Thank you for sharing your experiences in Amsterdam. I hope it was a nice break for you and Jenny. I would love to see especially Anne Frank museum. I cry too easily though, I'd probably just ball my eyes out and make everyone else quite worried that she was my great great auntie or some other relative.

Nick said...

I don't think you'd be out of place. I wouldn't be surprised if quite a lot of the visitors had relatives who died in the concentration camps or were otherwise crushed by the Nazis.

bye bye bellulah said...

Have had 2 short breaks in Amsterdam, firstly as a student in a Youth Hotel, more recently in one of the swishest places at a work conference. Got the same impression both time. It felt like a theme park for adults (not an 'adult' theme park).
I would definitely go back again because it was just such an easy place to be, and I don't drink much or smoke or do drugs.

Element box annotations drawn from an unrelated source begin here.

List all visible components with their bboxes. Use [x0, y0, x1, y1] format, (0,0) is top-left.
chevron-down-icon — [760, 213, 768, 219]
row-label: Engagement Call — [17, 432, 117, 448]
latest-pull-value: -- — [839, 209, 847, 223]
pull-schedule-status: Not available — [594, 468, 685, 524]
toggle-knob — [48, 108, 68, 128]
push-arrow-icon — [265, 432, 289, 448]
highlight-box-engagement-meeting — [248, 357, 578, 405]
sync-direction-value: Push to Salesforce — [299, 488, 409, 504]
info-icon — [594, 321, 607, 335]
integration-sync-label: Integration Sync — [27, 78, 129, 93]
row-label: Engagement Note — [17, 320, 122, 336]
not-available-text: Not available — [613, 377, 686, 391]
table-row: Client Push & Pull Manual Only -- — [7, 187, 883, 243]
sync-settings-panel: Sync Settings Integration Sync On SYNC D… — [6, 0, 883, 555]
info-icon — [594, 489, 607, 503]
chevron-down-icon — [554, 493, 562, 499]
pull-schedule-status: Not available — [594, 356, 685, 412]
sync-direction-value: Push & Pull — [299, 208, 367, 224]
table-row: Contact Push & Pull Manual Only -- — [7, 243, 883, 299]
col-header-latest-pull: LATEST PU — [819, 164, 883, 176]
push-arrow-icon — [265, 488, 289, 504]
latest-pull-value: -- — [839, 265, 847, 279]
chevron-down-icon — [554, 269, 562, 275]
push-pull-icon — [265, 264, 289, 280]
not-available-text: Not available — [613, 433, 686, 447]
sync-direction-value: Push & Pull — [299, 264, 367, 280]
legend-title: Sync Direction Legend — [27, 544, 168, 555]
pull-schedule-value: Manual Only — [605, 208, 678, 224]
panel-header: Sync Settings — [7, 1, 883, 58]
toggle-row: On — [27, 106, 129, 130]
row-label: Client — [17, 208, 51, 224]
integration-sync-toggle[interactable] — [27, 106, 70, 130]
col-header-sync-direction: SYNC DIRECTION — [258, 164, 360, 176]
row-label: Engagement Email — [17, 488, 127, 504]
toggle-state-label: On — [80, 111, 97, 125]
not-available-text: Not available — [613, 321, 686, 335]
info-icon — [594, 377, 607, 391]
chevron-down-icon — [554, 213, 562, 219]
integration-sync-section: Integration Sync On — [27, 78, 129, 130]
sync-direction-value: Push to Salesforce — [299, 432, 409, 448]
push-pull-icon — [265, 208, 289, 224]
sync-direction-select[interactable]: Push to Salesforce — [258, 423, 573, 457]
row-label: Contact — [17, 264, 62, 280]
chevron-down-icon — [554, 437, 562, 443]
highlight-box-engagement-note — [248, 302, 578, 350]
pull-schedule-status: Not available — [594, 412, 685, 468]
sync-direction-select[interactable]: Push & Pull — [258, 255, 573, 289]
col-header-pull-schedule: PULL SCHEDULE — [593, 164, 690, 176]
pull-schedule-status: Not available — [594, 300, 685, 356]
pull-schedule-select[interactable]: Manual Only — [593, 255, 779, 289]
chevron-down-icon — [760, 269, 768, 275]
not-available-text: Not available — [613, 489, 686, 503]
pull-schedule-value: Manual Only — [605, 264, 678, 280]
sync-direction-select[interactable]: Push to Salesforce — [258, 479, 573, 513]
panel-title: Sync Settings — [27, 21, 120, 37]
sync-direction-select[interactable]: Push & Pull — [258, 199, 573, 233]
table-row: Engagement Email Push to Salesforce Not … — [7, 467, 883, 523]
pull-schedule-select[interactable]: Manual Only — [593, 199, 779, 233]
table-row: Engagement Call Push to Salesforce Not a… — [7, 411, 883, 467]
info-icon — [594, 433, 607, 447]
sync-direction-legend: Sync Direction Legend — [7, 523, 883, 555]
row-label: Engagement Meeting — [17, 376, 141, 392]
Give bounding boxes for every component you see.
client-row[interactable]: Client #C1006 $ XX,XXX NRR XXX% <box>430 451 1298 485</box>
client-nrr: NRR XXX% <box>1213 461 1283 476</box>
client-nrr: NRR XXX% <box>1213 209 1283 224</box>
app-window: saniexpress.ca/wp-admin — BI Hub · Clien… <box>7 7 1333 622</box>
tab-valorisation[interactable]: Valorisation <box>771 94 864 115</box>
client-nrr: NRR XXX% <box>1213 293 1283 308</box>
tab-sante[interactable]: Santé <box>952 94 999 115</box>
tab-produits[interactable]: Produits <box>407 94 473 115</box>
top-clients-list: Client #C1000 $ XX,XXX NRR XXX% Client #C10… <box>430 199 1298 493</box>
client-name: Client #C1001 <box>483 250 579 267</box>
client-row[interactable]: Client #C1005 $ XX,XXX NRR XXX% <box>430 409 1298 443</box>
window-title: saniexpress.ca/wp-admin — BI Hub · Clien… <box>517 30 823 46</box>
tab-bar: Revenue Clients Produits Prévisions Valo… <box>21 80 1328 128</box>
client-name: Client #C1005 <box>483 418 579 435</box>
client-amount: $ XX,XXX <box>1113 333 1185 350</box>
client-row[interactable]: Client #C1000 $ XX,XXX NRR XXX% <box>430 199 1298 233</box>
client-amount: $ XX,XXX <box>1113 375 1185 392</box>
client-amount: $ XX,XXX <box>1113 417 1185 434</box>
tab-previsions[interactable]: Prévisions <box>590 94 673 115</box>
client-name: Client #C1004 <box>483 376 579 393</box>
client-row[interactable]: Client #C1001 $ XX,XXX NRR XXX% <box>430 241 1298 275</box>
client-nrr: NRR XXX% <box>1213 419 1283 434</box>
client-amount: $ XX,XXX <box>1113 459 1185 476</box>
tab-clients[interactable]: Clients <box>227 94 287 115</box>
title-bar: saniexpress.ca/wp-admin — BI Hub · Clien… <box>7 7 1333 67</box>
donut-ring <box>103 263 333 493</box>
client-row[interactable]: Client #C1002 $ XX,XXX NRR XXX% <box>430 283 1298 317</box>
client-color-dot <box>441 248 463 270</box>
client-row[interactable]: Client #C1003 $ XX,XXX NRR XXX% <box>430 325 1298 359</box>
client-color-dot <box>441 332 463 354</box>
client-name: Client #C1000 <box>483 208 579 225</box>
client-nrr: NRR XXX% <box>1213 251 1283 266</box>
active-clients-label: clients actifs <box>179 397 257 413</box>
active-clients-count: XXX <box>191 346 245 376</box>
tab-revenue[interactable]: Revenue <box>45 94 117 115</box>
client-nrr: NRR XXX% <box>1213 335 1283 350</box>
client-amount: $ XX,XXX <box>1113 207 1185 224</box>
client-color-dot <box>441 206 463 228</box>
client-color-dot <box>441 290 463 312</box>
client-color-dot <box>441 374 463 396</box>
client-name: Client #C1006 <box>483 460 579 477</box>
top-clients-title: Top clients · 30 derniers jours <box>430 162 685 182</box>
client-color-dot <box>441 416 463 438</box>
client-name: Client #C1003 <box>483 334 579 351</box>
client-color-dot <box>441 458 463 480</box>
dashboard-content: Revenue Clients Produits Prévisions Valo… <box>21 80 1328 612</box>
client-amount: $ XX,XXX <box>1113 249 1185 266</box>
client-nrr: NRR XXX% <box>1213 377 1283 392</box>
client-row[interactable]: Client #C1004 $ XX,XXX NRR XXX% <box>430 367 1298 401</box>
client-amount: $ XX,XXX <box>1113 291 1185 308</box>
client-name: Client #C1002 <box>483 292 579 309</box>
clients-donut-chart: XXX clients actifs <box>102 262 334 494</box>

Finally though, something you've said that I disagree with! ;)
'Prostitution should be banned'.

Wisewebwoman said...

Yes Nick, that would be my only desire in going there too, to see the A.F. museum. You made me smile, though, as my father was fond of the place and used to send me these tongue-in-cheek postcards about how astonishingly friendly these Amsterdam women were, he was always being invited into tea and the welcome lights were always an interesting red shade. My father was such a strait-laced kind of guy it made it all the funnier.

Conortje said...

I feel like I should stick up for the place now. The whole drugs and prostitution thing is really only for the toursists. The Dutch tend not to smoke pot themselves - or at least those that I know. It's just not a big deal. All you have to do though is walk two streets away from that and you can discover the real city. Amsterdam has an awful lot to offer, you just need to get off the beaten track to find it. The Anne Frank house is moving indeed but you can feel that spirit and history all over the town (and country) - or at least I can. Mind you I've had years to get to know the place not just a weekend:-)

Nick said...

Bell - I wouldn't have said a theme park, but definitely an easy place to be, as you say. Must explain my prostitution stance some time....

www - love your dad's description of the red light district. Didn't bother to go there as I lived in two RLDs when I was in London. But they tell me the transvestites look uncannily female.

Con - yes I suspected that was all tourist stuff. And yes I'm sure there are all sorts of hidden delights that only the locals know about and never get into the official guides.